Analyst calls for July 17
KUALA LUMPUR, July 17 — This is a selection of morning calls by local research houses for the day.
From RHB Research Institute
As the gas supply situation worsened in 3Q, we expect a decline in earnings q-o-q mainly due to higher fuel cost. We estimate 3Q core net profit of RM300-400 million. This would bring 9MFY12 core net profit to RM1.17-1.27 billion or 54-58 per cent of our full year estimate.
The use of oil and distillates rose sharply in Apr and May, as disruptions in the Malaysia-Thailand Joint Development Area (MTDJA) meant Petronas supplied only around 1,000 mmscfd (1,150 mmscfd required to avoid burning distillates). TNB is due to release its 3QFY12 results on 19 Jul.
Although gas supply had begun to normalise after Petronas began pumping in an additional 70 mmscfd from the MTJDA in Jan; by Apr we gather that production issues meant TNB was no longer receiving gas from the MTDJA.

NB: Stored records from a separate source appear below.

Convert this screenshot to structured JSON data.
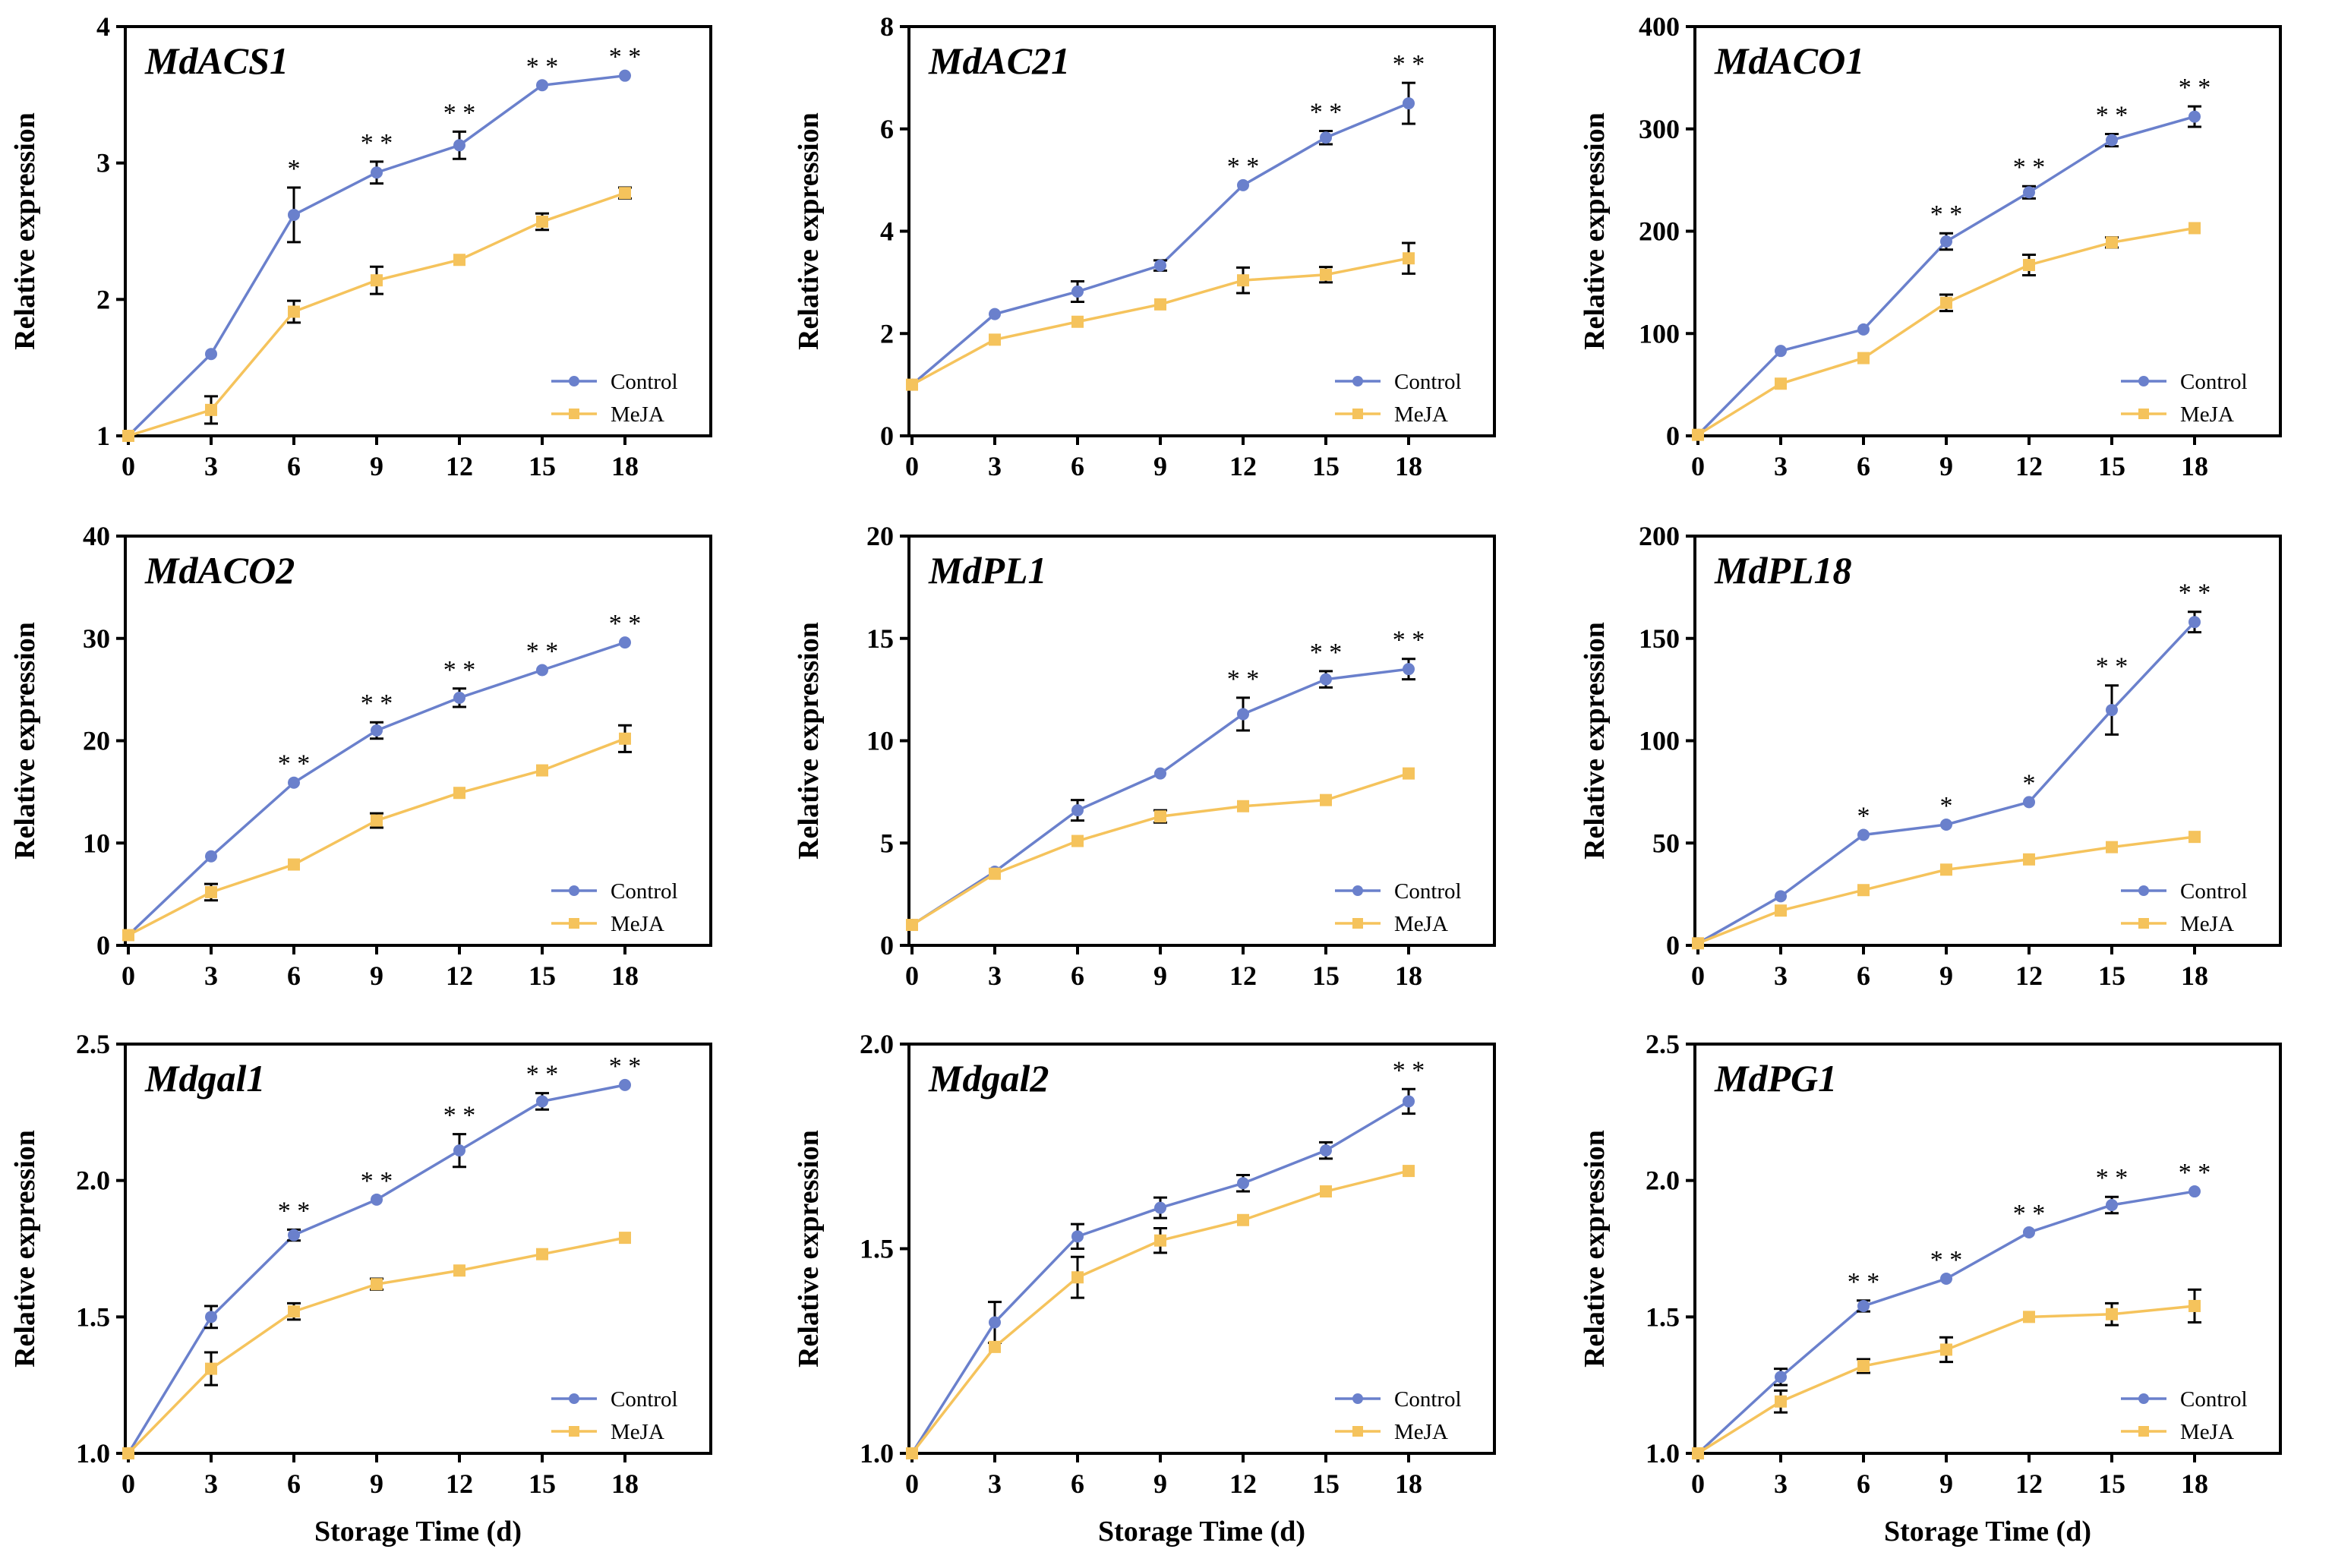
{
  "colors": {
    "control": "#6a80cc",
    "meja": "#f5c35c",
    "axis": "#000000"
  },
  "chart_data": [
    {
      "type": "line",
      "title": "MdACS1",
      "ylabel": "Relative expression",
      "xlabel": "",
      "x": [
        0,
        3,
        6,
        9,
        12,
        15,
        18
      ],
      "xticks": [
        "0",
        "3",
        "6",
        "9",
        "12",
        "15",
        "18"
      ],
      "ylim": [
        1,
        4
      ],
      "yticks": [
        "1",
        "2",
        "3",
        "4"
      ],
      "series": [
        {
          "name": "Control",
          "values": [
            1.0,
            1.6,
            2.62,
            2.93,
            3.13,
            3.57,
            3.64
          ],
          "errors": [
            0,
            0,
            0.2,
            0.08,
            0.1,
            0,
            0
          ]
        },
        {
          "name": "MeJA",
          "values": [
            1.0,
            1.19,
            1.91,
            2.14,
            2.29,
            2.57,
            2.78
          ],
          "errors": [
            0,
            0.1,
            0.08,
            0.1,
            0,
            0.06,
            0.04
          ]
        }
      ],
      "significance": [
        "",
        "",
        "*",
        "* *",
        "* *",
        "* *",
        "* *"
      ],
      "legend": [
        "Control",
        "MeJA"
      ]
    },
    {
      "type": "line",
      "title": "MdAC21",
      "ylabel": "Relative expression",
      "xlabel": "",
      "x": [
        0,
        3,
        6,
        9,
        12,
        15,
        18
      ],
      "xticks": [
        "0",
        "3",
        "6",
        "9",
        "12",
        "15",
        "18"
      ],
      "ylim": [
        0,
        8
      ],
      "yticks": [
        "0",
        "2",
        "4",
        "6",
        "8"
      ],
      "series": [
        {
          "name": "Control",
          "values": [
            1.0,
            2.38,
            2.82,
            3.33,
            4.9,
            5.83,
            6.5
          ],
          "errors": [
            0,
            0,
            0.2,
            0.1,
            0,
            0.13,
            0.4
          ]
        },
        {
          "name": "MeJA",
          "values": [
            1.0,
            1.88,
            2.23,
            2.57,
            3.04,
            3.15,
            3.47
          ],
          "errors": [
            0,
            0,
            0,
            0,
            0.25,
            0.15,
            0.3
          ]
        }
      ],
      "significance": [
        "",
        "",
        "",
        "",
        "* *",
        "* *",
        "* *"
      ],
      "legend": [
        "Control",
        "MeJA"
      ]
    },
    {
      "type": "line",
      "title": "MdACO1",
      "ylabel": "Relative expression",
      "xlabel": "",
      "x": [
        0,
        3,
        6,
        9,
        12,
        15,
        18
      ],
      "xticks": [
        "0",
        "3",
        "6",
        "9",
        "12",
        "15",
        "18"
      ],
      "ylim": [
        0,
        400
      ],
      "yticks": [
        "0",
        "100",
        "200",
        "300",
        "400"
      ],
      "series": [
        {
          "name": "Control",
          "values": [
            1,
            83,
            104,
            190,
            238,
            289,
            312
          ],
          "errors": [
            0,
            0,
            0,
            8,
            6,
            6,
            10
          ]
        },
        {
          "name": "MeJA",
          "values": [
            1,
            51,
            76,
            130,
            167,
            189,
            203
          ],
          "errors": [
            0,
            0,
            0,
            8,
            10,
            5,
            0
          ]
        }
      ],
      "significance": [
        "",
        "",
        "",
        "* *",
        "* *",
        "* *",
        "* *"
      ],
      "legend": [
        "Control",
        "MeJA"
      ]
    },
    {
      "type": "line",
      "title": "MdACO2",
      "ylabel": "Relative expression",
      "xlabel": "",
      "x": [
        0,
        3,
        6,
        9,
        12,
        15,
        18
      ],
      "xticks": [
        "0",
        "3",
        "6",
        "9",
        "12",
        "15",
        "18"
      ],
      "ylim": [
        0,
        40
      ],
      "yticks": [
        "0",
        "10",
        "20",
        "30",
        "40"
      ],
      "series": [
        {
          "name": "Control",
          "values": [
            1.0,
            8.7,
            15.9,
            21.0,
            24.2,
            26.9,
            29.6
          ],
          "errors": [
            0,
            0,
            0,
            0.8,
            0.9,
            0,
            0
          ]
        },
        {
          "name": "MeJA",
          "values": [
            1.0,
            5.2,
            7.9,
            12.2,
            14.9,
            17.1,
            20.2
          ],
          "errors": [
            0,
            0.8,
            0,
            0.7,
            0,
            0,
            1.3
          ]
        }
      ],
      "significance": [
        "",
        "",
        "* *",
        "* *",
        "* *",
        "* *",
        "* *"
      ],
      "legend": [
        "Control",
        "MeJA"
      ]
    },
    {
      "type": "line",
      "title": "MdPL1",
      "ylabel": "Relative expression",
      "xlabel": "",
      "x": [
        0,
        3,
        6,
        9,
        12,
        15,
        18
      ],
      "xticks": [
        "0",
        "3",
        "6",
        "9",
        "12",
        "15",
        "18"
      ],
      "ylim": [
        0,
        20
      ],
      "yticks": [
        "0",
        "5",
        "10",
        "15",
        "20"
      ],
      "series": [
        {
          "name": "Control",
          "values": [
            1.0,
            3.6,
            6.6,
            8.4,
            11.3,
            13.0,
            13.5
          ],
          "errors": [
            0,
            0,
            0.5,
            0,
            0.8,
            0.4,
            0.5
          ]
        },
        {
          "name": "MeJA",
          "values": [
            1.0,
            3.5,
            5.1,
            6.3,
            6.8,
            7.1,
            8.4
          ],
          "errors": [
            0,
            0,
            0,
            0.3,
            0,
            0,
            0
          ]
        }
      ],
      "significance": [
        "",
        "",
        "",
        "",
        "* *",
        "* *",
        "* *"
      ],
      "legend": [
        "Control",
        "MeJA"
      ]
    },
    {
      "type": "line",
      "title": "MdPL18",
      "ylabel": "Relative expression",
      "xlabel": "",
      "x": [
        0,
        3,
        6,
        9,
        12,
        15,
        18
      ],
      "xticks": [
        "0",
        "3",
        "6",
        "9",
        "12",
        "15",
        "18"
      ],
      "ylim": [
        0,
        200
      ],
      "yticks": [
        "0",
        "50",
        "100",
        "150",
        "200"
      ],
      "series": [
        {
          "name": "Control",
          "values": [
            1,
            24,
            54,
            59,
            70,
            115,
            158
          ],
          "errors": [
            0,
            0,
            0,
            0,
            0,
            12,
            5
          ]
        },
        {
          "name": "MeJA",
          "values": [
            1,
            17,
            27,
            37,
            42,
            48,
            53
          ],
          "errors": [
            0,
            0,
            0,
            0,
            0,
            0,
            0
          ]
        }
      ],
      "significance": [
        "",
        "",
        "*",
        "*",
        "*",
        "* *",
        "* *"
      ],
      "legend": [
        "Control",
        "MeJA"
      ]
    },
    {
      "type": "line",
      "title": "Mdgal1",
      "ylabel": "Relative expression",
      "xlabel": "Storage Time (d)",
      "x": [
        0,
        3,
        6,
        9,
        12,
        15,
        18
      ],
      "xticks": [
        "0",
        "3",
        "6",
        "9",
        "12",
        "15",
        "18"
      ],
      "ylim": [
        1.0,
        2.5
      ],
      "yticks": [
        "1.0",
        "1.5",
        "2.0",
        "2.5"
      ],
      "series": [
        {
          "name": "Control",
          "values": [
            1.0,
            1.5,
            1.8,
            1.93,
            2.11,
            2.29,
            2.35
          ],
          "errors": [
            0,
            0.04,
            0.02,
            0,
            0.06,
            0.03,
            0
          ]
        },
        {
          "name": "MeJA",
          "values": [
            1.0,
            1.31,
            1.52,
            1.62,
            1.67,
            1.73,
            1.79
          ],
          "errors": [
            0,
            0.06,
            0.03,
            0.02,
            0,
            0,
            0
          ]
        }
      ],
      "significance": [
        "",
        "",
        "* *",
        "* *",
        "* *",
        "* *",
        "* *"
      ],
      "legend": [
        "Control",
        "MeJA"
      ]
    },
    {
      "type": "line",
      "title": "Mdgal2",
      "ylabel": "Relative expression",
      "xlabel": "Storage Time (d)",
      "x": [
        0,
        3,
        6,
        9,
        12,
        15,
        18
      ],
      "xticks": [
        "0",
        "3",
        "6",
        "9",
        "12",
        "15",
        "18"
      ],
      "ylim": [
        1.0,
        2.0
      ],
      "yticks": [
        "1.0",
        "1.5",
        "2.0"
      ],
      "series": [
        {
          "name": "Control",
          "values": [
            1.0,
            1.32,
            1.53,
            1.6,
            1.66,
            1.74,
            1.86
          ],
          "errors": [
            0,
            0.05,
            0.03,
            0.025,
            0.02,
            0.02,
            0.03
          ]
        },
        {
          "name": "MeJA",
          "values": [
            1.0,
            1.26,
            1.43,
            1.52,
            1.57,
            1.64,
            1.69
          ],
          "errors": [
            0,
            0,
            0.05,
            0.03,
            0,
            0,
            0
          ]
        }
      ],
      "significance": [
        "",
        "",
        "",
        "",
        "",
        "",
        "* *"
      ],
      "legend": [
        "Control",
        "MeJA"
      ]
    },
    {
      "type": "line",
      "title": "MdPG1",
      "ylabel": "Relative expression",
      "xlabel": "Storage Time (d)",
      "x": [
        0,
        3,
        6,
        9,
        12,
        15,
        18
      ],
      "xticks": [
        "0",
        "3",
        "6",
        "9",
        "12",
        "15",
        "18"
      ],
      "ylim": [
        1.0,
        2.5
      ],
      "yticks": [
        "1.0",
        "1.5",
        "2.0",
        "2.5"
      ],
      "series": [
        {
          "name": "Control",
          "values": [
            1.0,
            1.28,
            1.54,
            1.64,
            1.81,
            1.91,
            1.96
          ],
          "errors": [
            0,
            0.03,
            0.02,
            0,
            0,
            0.03,
            0
          ]
        },
        {
          "name": "MeJA",
          "values": [
            1.0,
            1.19,
            1.32,
            1.38,
            1.5,
            1.51,
            1.54
          ],
          "errors": [
            0,
            0.04,
            0.025,
            0.045,
            0,
            0.04,
            0.06
          ]
        }
      ],
      "significance": [
        "",
        "",
        "* *",
        "* *",
        "* *",
        "* *",
        "* *"
      ],
      "legend": [
        "Control",
        "MeJA"
      ]
    }
  ]
}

We gather that TNB will likely recognise RM465m compensation in 3QFY12 for alternative fuel burnt from Nov 2011 to Feb 2012. We have not imputed this figure into our FY13 earnings forecast, as we treat the item as non-core.
We estimate 3Q electricity unit sales increased 4.4 per cent y-o-y. For 9MFY12, this implies electricity unit sales growth of 4.3 per cent. This is within management’s guidance and our forecast of 4-5 per cent and 4 per cent demand growth respectively for FY12.
Due to continued disruptions in gas supply, we expect alternative fuel costs to double q-o-q. This will be partially mitigated by marginally lower coal costs, while the RM strengthened marginally by 0.9 per cent q-o-q to RM3.07/US$. We expect coal consumption to remain largely flat at 5 million MT q-o-q.
Risks include: 1) longer-than-expected gas supply disruption; 2) no subsidy for imported LNG; 3) lower-than-expected demand growth; 4) weaker RM; and 5) rise in coal prices.
No change to our Outperform call on TNB and fair value of RM7.60 based on unchanged target FY13 PER of 15x (8-year average is 17x) and EPS of 50.8 sen. While 3Q results will likely be below expectations, short-term sentiment on TNB should remain intact with the fuel cost sharing mechanism in place until Sep. This ensures shortfalls in core earnings due to alternative fuel use will be compensated by two-thirds from the Government and Petronas collectively. We remain optimistic for
TNB on LNG pricing from the Malacca LNG regasification plant, as the Government has consistently shown that any changes to gas pricing will have an earnings neutral impact to TNB.
The key FBM KLCI – which has climbed 41.7-point or 2.6 per cent over the past 12 days to close at a new all-time high of 1,635.96 yesterday – could pause for a breather soon. If so, then the benchmark index is expected to back off slightly from its immediate resistance line of 1,635 ahead.
Essentially, buyers may want to take a break in the absence of fresh positive catalysts. Last night, major US equity indices slipped between 0.2 per cent and 0.4 per cent as disappointing retail sales had caused concerns over the recovery pace in the world’s largest economy.
Back home, the following counters will probably attract investors’ interests today. Media Chinese International would be rewarding its shareholders with a special dividend amounting to RM0.41 per share. Meanwhile, Puncak Niaga (which holds a 70 per cent stake in Syabas) may be in the limelight after the Selangor state government said it wants to take over the management of the water supply and distribution company. Separately, OCK Group will be making its debut listing on the ACE Market this morning.
From OSK Research
Media Chinese yesterday proposed to undertake to distribute RM700 million via a proposed special dividend to its shareholders, or about RM0.41 per share. Of the entire proposed sum, RM200 million will be funded internally while the remaining RM500 million will be financed by bank borrowings. Maintain BUY, with fair value adjusted to RM1.86 based on an unchanged 13x of FY13 PER.
We think MSC still justifies our BUY recommendation, with its FV remaining unchanged at RM5.50, based on: (i) its sound and solid fundamentals, with the right strategies taken to strengthen its position, (ii) relatively cheap valuation compared to its closest peers, (iii) our conservative valuation applies a 11.6 per cent DCF discount rate (which is double the company’s WACC), and (iv) we have incorporated the worst-case scenario of PT Koba Tin not getting the extension on its CoW.
* These recommendations are solely the opinion of the respective research firms and not endorsed by The Malaysian Insider. The Malaysian Insider shall not be liable for any loss arising from any investment based on any recommendation, forecast or other information contained here.